Hanno vissuto fuori casa, ospiti di amici, fino al 27 marzo.
Prima di partire con i lavori Francesco ha tenuto l'atteggiamento prudente di chi cerca di capire come muoversi per fare le cose in modo corretto e da subito ha provato a condividere il dolore e la disperazione con le altre persone colpite fondando l'associazione Famiglie del tornado che conta duecento soci.
«Non sono più presidente adesso – spiega – ma l'associazione va avanti. Quando accadono eventi simili cerchi di dare un senso a quanto stai vivendo, cerchi di condividere con gli altri e di fare qualcosa, ma con fatica le istituzioni ti riconoscono come interlocutore. Adesso ho capito che la prima cosa da fare è darsi del tempo: io non ci sono riuscito. Un amministratore dovrebbe avere nel cassetto un vademecum per spiegarci le procedure. Io sono stato fuori casa quasi un anno, ma quando non hai risposte cerchi di arrangiarti».
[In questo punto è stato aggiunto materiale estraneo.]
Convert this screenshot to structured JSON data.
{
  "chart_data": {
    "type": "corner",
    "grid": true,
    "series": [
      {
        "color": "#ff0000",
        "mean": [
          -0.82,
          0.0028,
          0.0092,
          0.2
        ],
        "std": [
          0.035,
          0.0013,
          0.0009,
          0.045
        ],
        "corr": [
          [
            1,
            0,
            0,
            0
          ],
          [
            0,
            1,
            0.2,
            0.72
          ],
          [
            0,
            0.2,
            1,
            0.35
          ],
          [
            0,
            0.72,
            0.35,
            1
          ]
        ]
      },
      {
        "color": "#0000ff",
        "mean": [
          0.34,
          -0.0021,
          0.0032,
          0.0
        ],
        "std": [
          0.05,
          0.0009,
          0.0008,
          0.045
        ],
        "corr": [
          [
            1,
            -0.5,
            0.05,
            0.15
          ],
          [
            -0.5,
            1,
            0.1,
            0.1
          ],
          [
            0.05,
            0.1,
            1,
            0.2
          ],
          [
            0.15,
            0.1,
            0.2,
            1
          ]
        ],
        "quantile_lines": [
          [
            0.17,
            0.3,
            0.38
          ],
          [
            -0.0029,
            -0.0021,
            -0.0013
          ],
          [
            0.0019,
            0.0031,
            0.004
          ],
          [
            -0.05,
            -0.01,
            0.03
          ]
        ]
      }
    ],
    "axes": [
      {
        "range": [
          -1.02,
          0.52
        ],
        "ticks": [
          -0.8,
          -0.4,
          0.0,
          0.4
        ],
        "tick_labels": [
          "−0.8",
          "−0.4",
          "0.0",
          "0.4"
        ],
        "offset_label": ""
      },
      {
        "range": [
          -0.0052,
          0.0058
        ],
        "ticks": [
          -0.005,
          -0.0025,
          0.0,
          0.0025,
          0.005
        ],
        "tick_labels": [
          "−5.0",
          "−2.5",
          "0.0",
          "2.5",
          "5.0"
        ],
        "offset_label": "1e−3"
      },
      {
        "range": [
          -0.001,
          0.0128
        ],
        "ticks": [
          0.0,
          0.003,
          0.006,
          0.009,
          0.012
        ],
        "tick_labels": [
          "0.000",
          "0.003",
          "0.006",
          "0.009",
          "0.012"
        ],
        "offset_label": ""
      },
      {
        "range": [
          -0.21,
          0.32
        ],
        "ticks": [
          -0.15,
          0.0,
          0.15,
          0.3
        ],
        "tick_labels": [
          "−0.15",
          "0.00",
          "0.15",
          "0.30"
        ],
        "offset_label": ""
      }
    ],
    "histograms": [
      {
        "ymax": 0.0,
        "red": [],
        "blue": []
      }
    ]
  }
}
Lavori fatti in economia, il tetto riparato con materiale usato. Il 40 per cento dei danni, 90 mila euro, sono stati coperti dall'assicurazione, il resto con l'aiuto di amici.

«Non ho finito – conclude – devo cambiare la cucina, sistemare il tetto del garage, ma ai soldi messi a disposizione dallo stato ho rinunciato. Non li voglio, troppe carte. Qualcuno ne ha più bisogno, li prendano altri».

Il tornado che devastò la Riviera

Mercoledì 8 luglio 2015, ore 17.28. L'orologio si ferma in molte case lungo la Riviera del Brenta.
Mira (Porto Menai), Dolo tra Sambruson e la località Cesare Musatti, Cazzago di Pianiga. L'Arpav classifica il tornado come EF4, uno dei più intensi mai verificatisi in Veneto, con un vento tra i 270 e i 320 km/h.
Sono minuti di disperazione per i residenti, al termine dei quali il paesaggio è la triste e desolata immagine di un bombardamento. Un uomo di 63 anni, Claudio Favaretto, muore nella sua auto rovesciata dal vento. I feriti sono più di cento. La zona per ore è isolata. Mancano energia elettrica e gas, difficili le comunicazioni telefoniche.
La macchina dell'emergenza si mobilita: al lavoro vigili del fuoco e protezione civile, trenta ambulanze in campo, vengono attivati gli ospedali, si alzano in volo gli elicotteri.

Non passa un'ora che la gente della Riviera inizia a pensare alla ricostruzione.
Attorno alle popolazioni colpite scatta una commovente gara di solidarietà. Gli angeli delle macerie arrivano da ogni parte del Veneto: uomini, donne, tanti giovani.

La conta dei danni è impressionante.
Dolo, il comune più colpito, sottoscrive un bilancio di 72 milioni di euro compresa villa Fini, edificio secentesco ancora oggi ridotto in macerie. 400 le ordinanze di sgombero, oltre 60 le famiglie costrette a trasferirsi: quattro vivono tuttora in alloggi esterni con l'aiuto del comune.
A Cazzago sono 270 i danneggiati, con una stima di circa 10 milioni di euro di danni. E poi c'è Mira.

La regione stanzia 5 milioni e mezzo di euro.
A tredici mesi dall'evento, a ferragosto arrivano anche i fondi tanto attesi dallo stato. Per la Riviera del Brenta sono 33 milioni di euro, che per buona parte non verranno però usati.
A Dolo sono solo 52 le domande presentate, una cinquantina quelle di Cazzago di Pianiga.